Imagine a praticidade de levar vinho em latinha para a praia, dentro do cooler, na quantidade certa, sem ter que abrir uma garrafa de 750ml que talvez não venha a beber toda e na temperatura certinha.
Há quem não veja o produto com bons olhos, mas pessoalmente, como frequente consumidora de vinhos, adorei essa que será a forte tendência gastronômica do verão 2020/21.
É claro que a ideia da indústria do vinho é popularizar o consumo da bebida e vender mais (o que também não é pecado) - no entanto, só vejo vantagens na invenção, haja vista a praticidade de transportar uma latinha de alumínio, e ainda a velocidade de levar a bebida para a correta temperatura de consumo.

Outro ponto a favor da praticidade do produto é a possibilidade de beber direto da lata, o que torna o ritual menos elegante, é óbvio, por isso eu não excluiria o uso da taça, mesmo que de plástico.
Mas e o vinho? É bom? O acondicionamento em lata de alumínio não é ideal para vinhos e espumantes, por isso as latinhas não vão receber bebidas ultra complexas, com necessidade de guarda e sim vinhos leves, jovens e mais fáceis de serem bebidos, daqueles para serem consumidos em diversas ocasiões.

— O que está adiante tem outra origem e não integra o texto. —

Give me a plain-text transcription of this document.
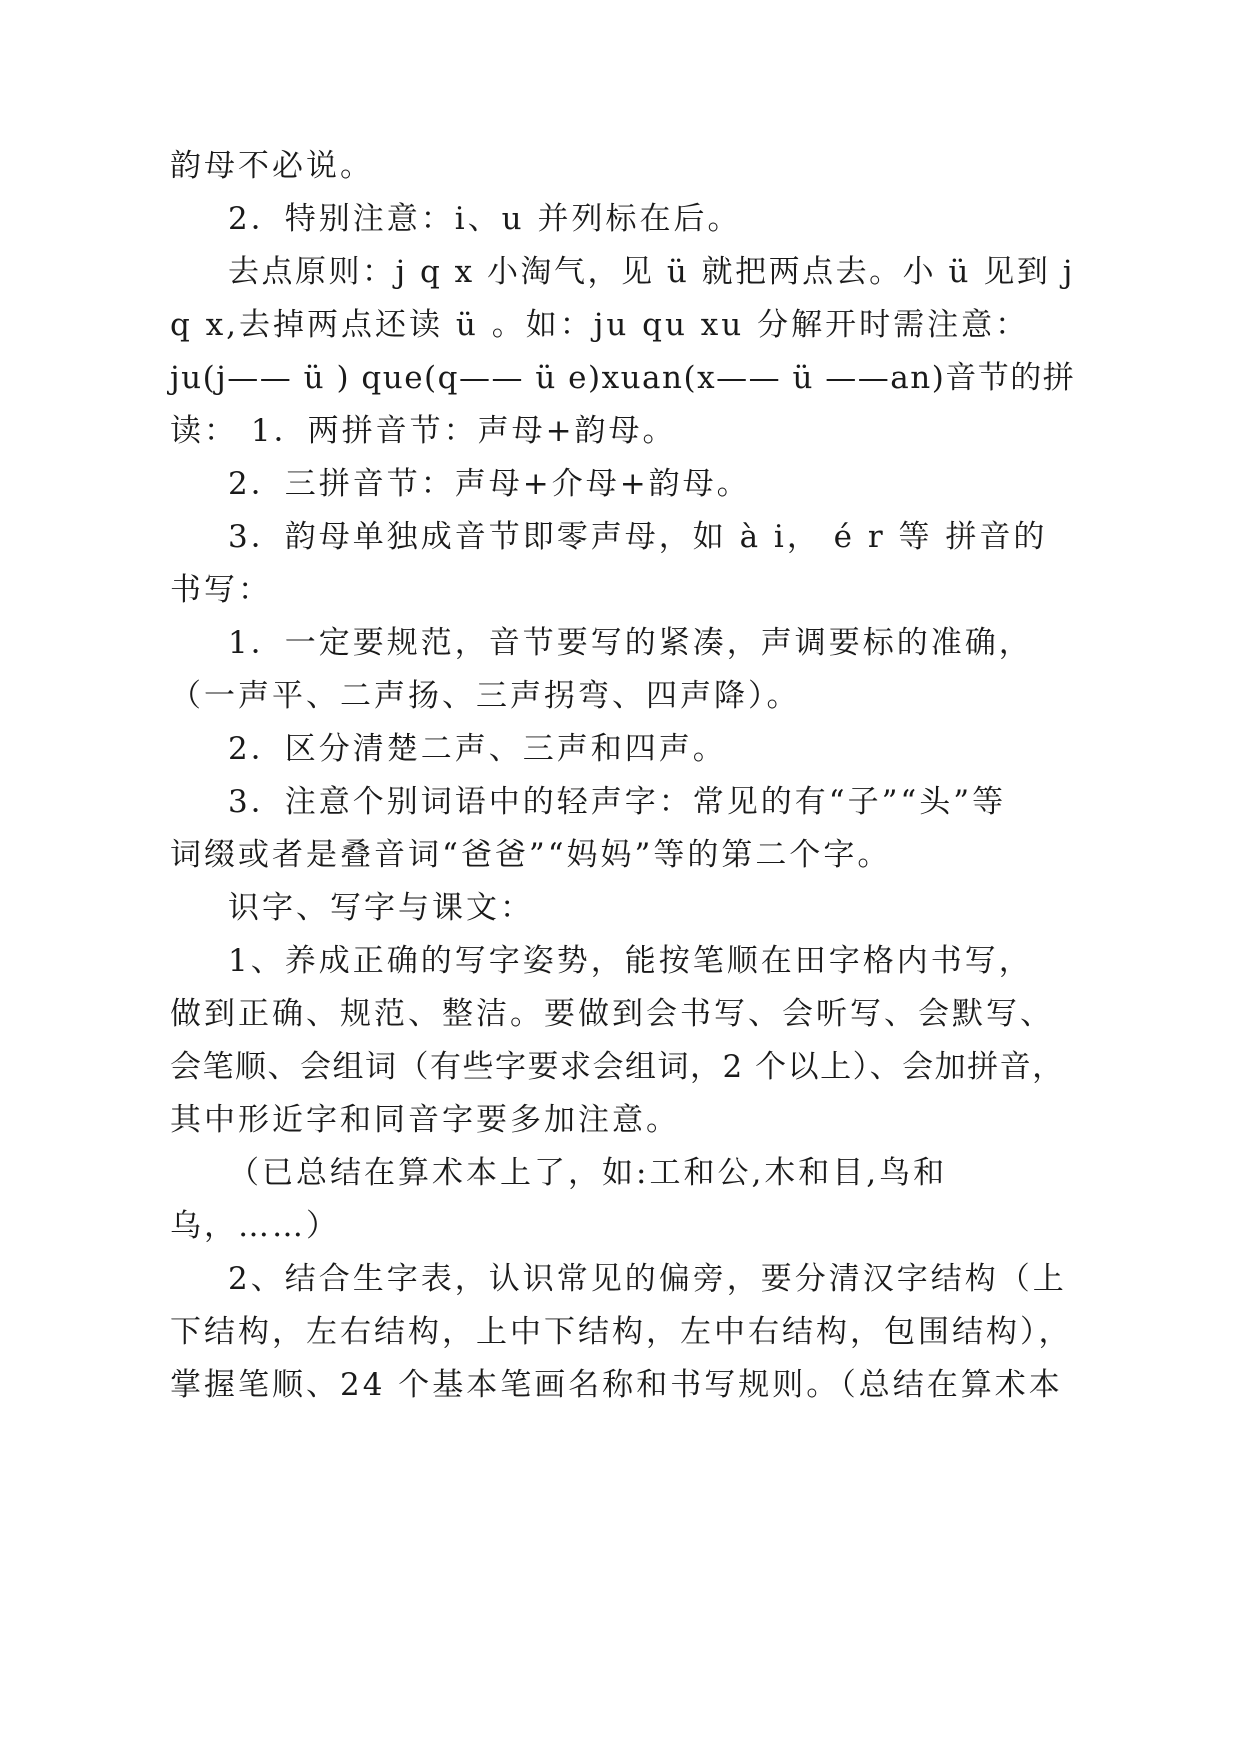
韵母不必说。
2．特别注意：i、u 并列标在后。
去点原则：j q x 小淘气，见 ü 就把两点去。小 ü 见到 j
q x,去掉两点还读 ü 。如：ju qu xu 分解开时需注意：
ju(j—— ü ) que(q—— ü e)xuan(x—— ü ——an)音节的拼
读： 1．两拼音节：声母+韵母。
2．三拼音节：声母+介母+韵母。
3．韵母单独成音节即零声母，如 à i， é r 等 拼音的
书写：
1．一定要规范，音节要写的紧凑，声调要标的准确，
（一声平、二声扬、三声拐弯、四声降）。
2．区分清楚二声、三声和四声。
3．注意个别词语中的轻声字：常见的有“子”“头”等
词缀或者是叠音词“爸爸”“妈妈”等的第二个字。
识字、写字与课文：
1、养成正确的写字姿势，能按笔顺在田字格内书写，
做到正确、规范、整洁。要做到会书写、会听写、会默写、
会笔顺、会组词（有些字要求会组词，2 个以上）、会加拼音，
其中形近字和同音字要多加注意。
（已总结在算术本上了，如:工和公,木和目,鸟和
乌，……）
2、结合生字表，认识常见的偏旁，要分清汉字结构（上
下结构，左右结构，上中下结构，左中右结构，包围结构），
掌握笔顺、24 个基本笔画名称和书写规则。（总结在算术本
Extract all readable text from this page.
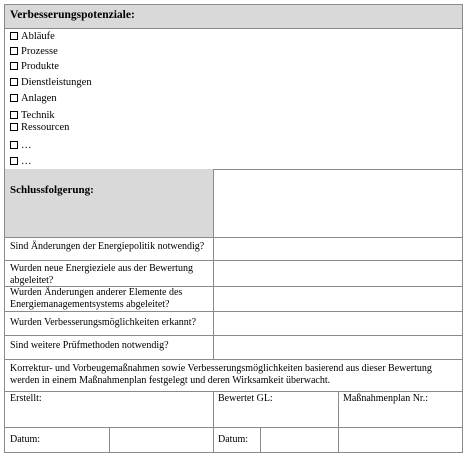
Verbesserungspotenziale:
Abläufe
Prozesse
Produkte
Dienstleistungen
Anlagen
Technik
Ressourcen
…
…
Schlussfolgerung:
Sind Änderungen der Energiepolitik notwendig?
Wurden neue Energieziele aus der Bewertung abgeleitet?
Wurden Änderungen anderer Elemente des Energiemanagementsystems abgeleitet?
Wurden Verbesserungsmöglichkeiten erkannt?
Sind weitere Prüfmethoden notwendig?
Korrektur- und Vorbeugemaßnahmen sowie Verbesserungsmöglichkeiten basierend aus dieser Bewertung werden in einem Maßnahmenplan festgelegt und deren Wirksamkeit überwacht.
Erstellt:	Bewertet GL:	Maßnahmenplan Nr.:
Datum:	Datum:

Vinho em lata não é exatamente uma novidade recente. Desde 2004 existem algumas marcas sendo comercializadas pelo mundo por vinícolas da Austrália, EUA, França. No Brasil a Vivant é a primeira marca de vinho enlatado, e na região, mais exatamente em Urussanga na capital do vinho Goethe, já tem vitivinicultor estudando o lançamento da bebida em lata.